P1.10 Applicability of the Reduced Gravity Shallow Water Model to Gap Flow

Monday, 21 June 2004
Tomislav Maric, Dept. of Atmospheric Sciences, University of Washington, Seattle, WA; and D. R. Durran

The reduced gravity shallow water model (RGSW) is widely used for studying atmospheric flows through gaps. Despite its relative simplicity, it provides a fully nonlinear model, but it also assumes a gross idealization of the atmospheric structure, which is not always justified. A quantitative comparison is therefore presented between nonlinear simulations of shallow-water and continuously stratified flow through an idealized channel with a sill or a lateral constriction.
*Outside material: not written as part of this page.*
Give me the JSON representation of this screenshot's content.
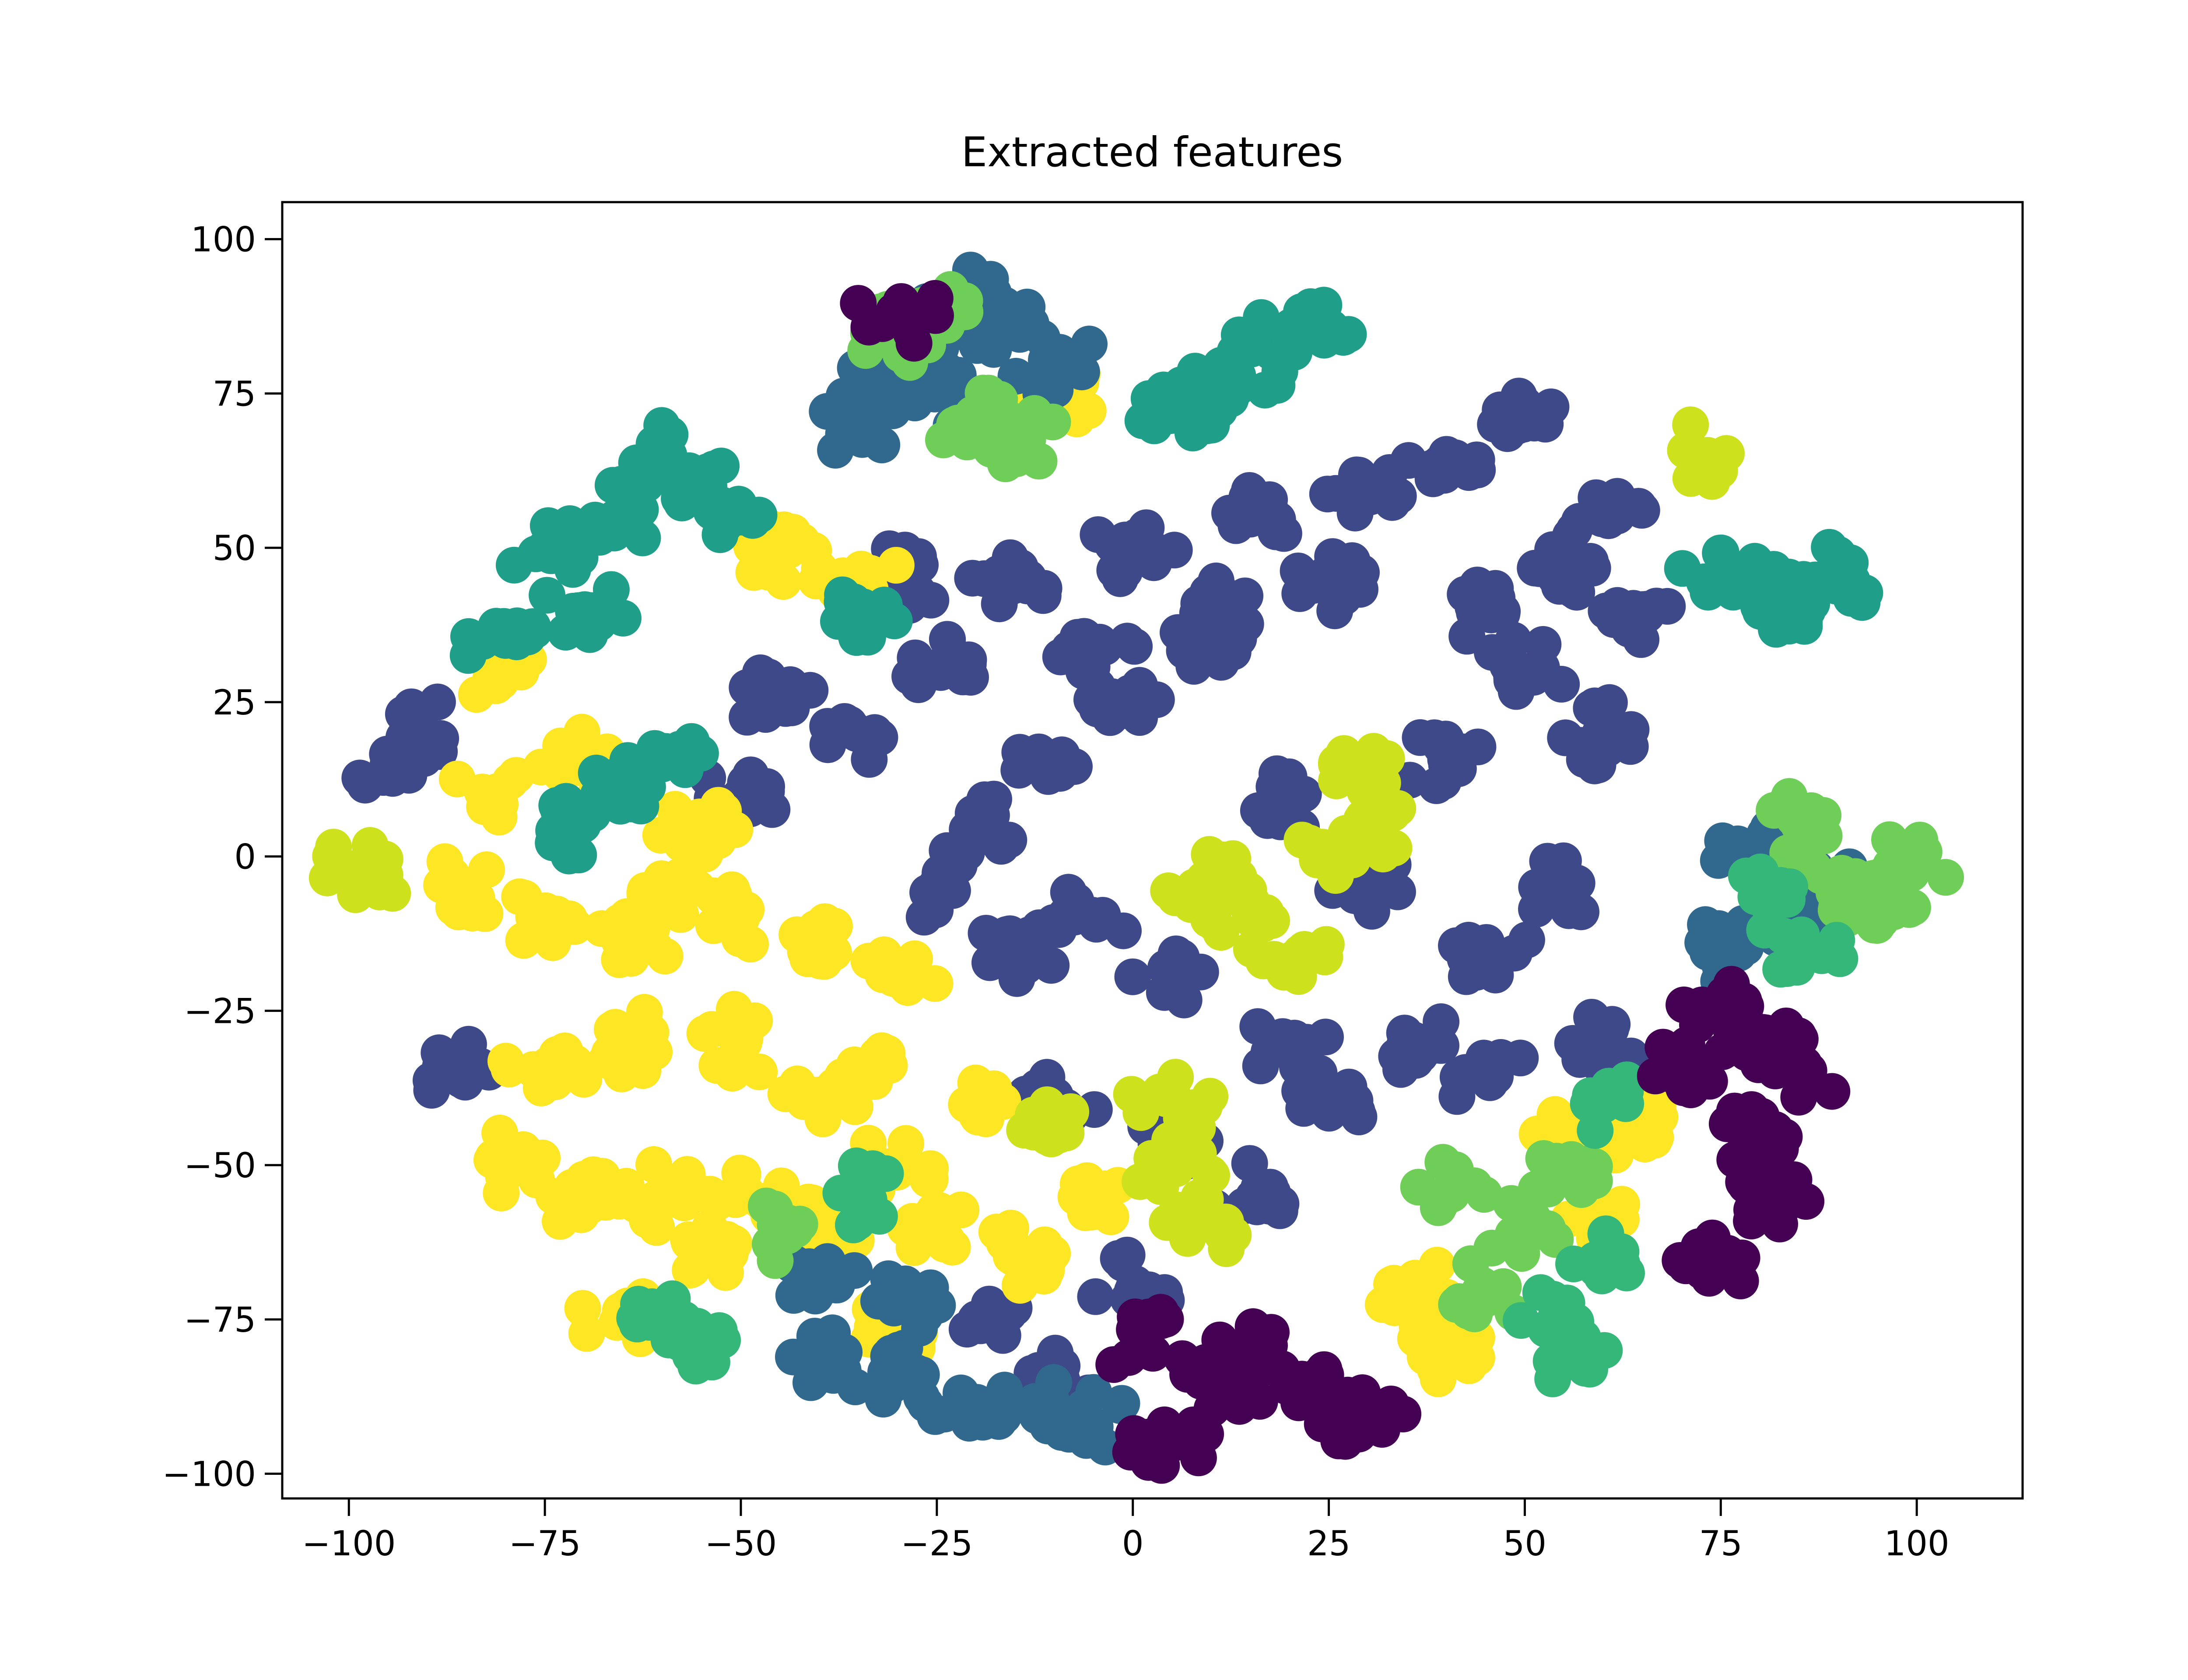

The continuously stratified simulations all involved weakly stratified flow capped by a inversion, which allows optimal comparison with the RGSW model. In addition, these simulations are divided into two classes: type I, with a typical atmospheric stratification of N=0.01 s-1) above the inversion, and type II, with very weak stratification (N=0.002 s-1) above the inversion. Simulations for both types of continuous stratification, and for the true shallow-water model were compared for the same channel topography, fluid depth, and upstream Froude numbers, but for different inversion strengths by making appropriate adjustments to the upstream flow speed.

For type II soundings, the resulting flow showed almost no dependence on the inversion strength (as would be expected from RGSW model since the topography and upstream Froude numbers remained the same), whereas for type I soundings, the flow response was much weaker in those cases with a weak inversion. In all cases, both with sills and with constrictions, there were significant differences in the maximum wind speed and the relative acceleration across the sill or constriction between the type I simulations and the type II and fully shallow-water models.